Recently announced National Solar Mission as an initiative towards National Action Plan on Climate Change for promotion & development of solar power in the country announces ambitious plans of capacity addition to the tune of 1000 MW by 2010-2013, 20,000 MW by 2022 and mandates solar power purchase obligation of 3% by 2022.

In addition, NTPC Vidyut Vyapar Nigam Limited will be the Nodal purchaser of Energy, which will ease the power sales.

Central Electricity Regulatory Commission (CERC) has recently announced a levellized feed-in tariff for solar power projects.

Solar Photovoltaic power:

Solar Photovoltaic Cell (SPV) converts solar energy to DC electricity through photoelectric effect. Photons from Sunlight hitting the Solar Panel are absorbed by semi conducting materials i.e. Silicon in the Cell. Negatively charged electrons are knocked loose from their atoms, allowing them to flow through the material to produce electricity. A grid-connected inverter converts this DC power generated by the PV module into suitable AC power for evacuation at desired grid voltage.

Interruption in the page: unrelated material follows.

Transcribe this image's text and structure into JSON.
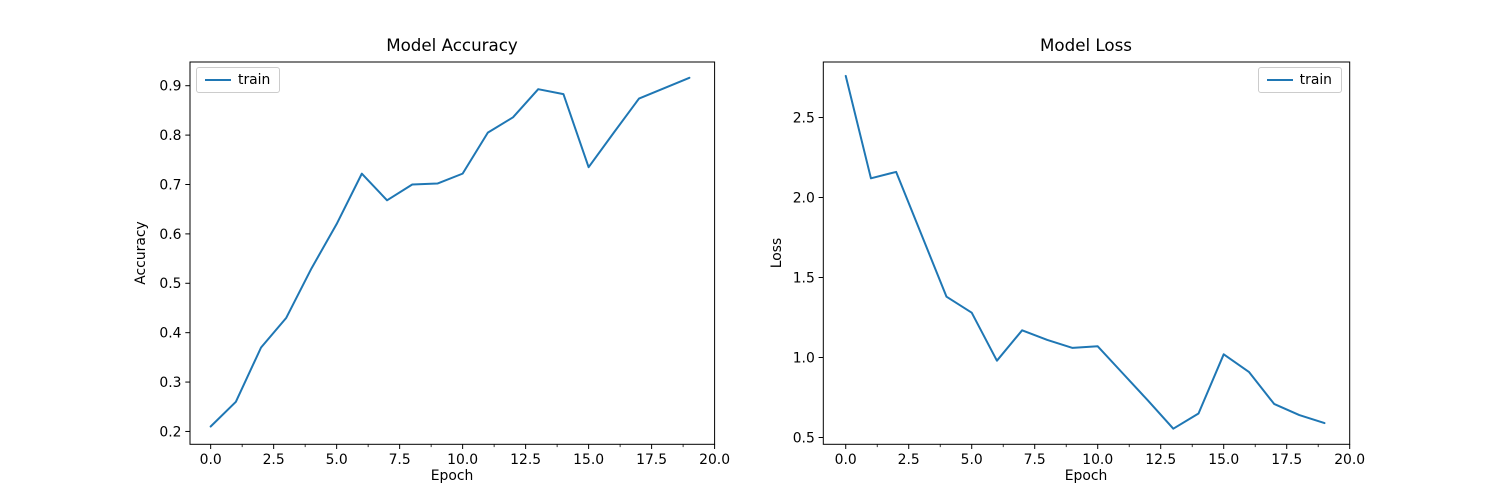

Though there are different SPV technologies available for energy conversion viz. mono-crystalline, polycrystalline, thin film (a-Si, CdTe, CIGS), RLCPPL for this particular project has decided to adopt a-Si technology which is more proven and apt for this particular project location.

Policy drivers & Market:

The recently announced National Solar Mission as a part of National Action Plan for Climate Change opens up the scope for commercialization of Solar Energy as a source of power as it envisages;

1. Capacity addition of 1000 MW by 2013 & 20,000 MW by 2022

2. State Solar purchase obligation - 0.25% with immediate effect and 3% by 2022

3. Preferential feed-in tariff to be announced by CERC

4. Designated Nodal Agency to purchase power NTPC Vidyut Vyapar Nigam Ltd (NVVNL)

5. Energy Purchase Agreement (EPA) for 25 years to match the life of project Apart from National Solar Mission, other erstwhile policies & acts enacted by the Government of India viz. Electricity Act 2003, National Electricity Policy 2005, National Tariff Policy 2006, Integrated Energy Policy by Planning Commission & Rural Electrification policy highlighted the promotion & need of renewable energy as whole in the Country, resulting in SERCs intercession with preferential feed-in tariff, generation based incentive, mandatory renewable purchase obligation, open access, evacuation arrangement by distribution utility
etc., which ensures that the solar sector is here to remain for a long run.

As it is envisaged an immediate capacity addition of 1000 MW in 2010-2013 period and also NTPC (NVVNL) is designated to purchase power and sell it to concerned state utility with a solar purchase obligation, there is an immediate market to cater. As the above policies and National solar mission mandates Distribution utilities to obligate 0.25% of their total energy with solar energy the demand is set to rise in a country with a total energy demand of about 20,000 MW, which assures a long term market / demand for solar power.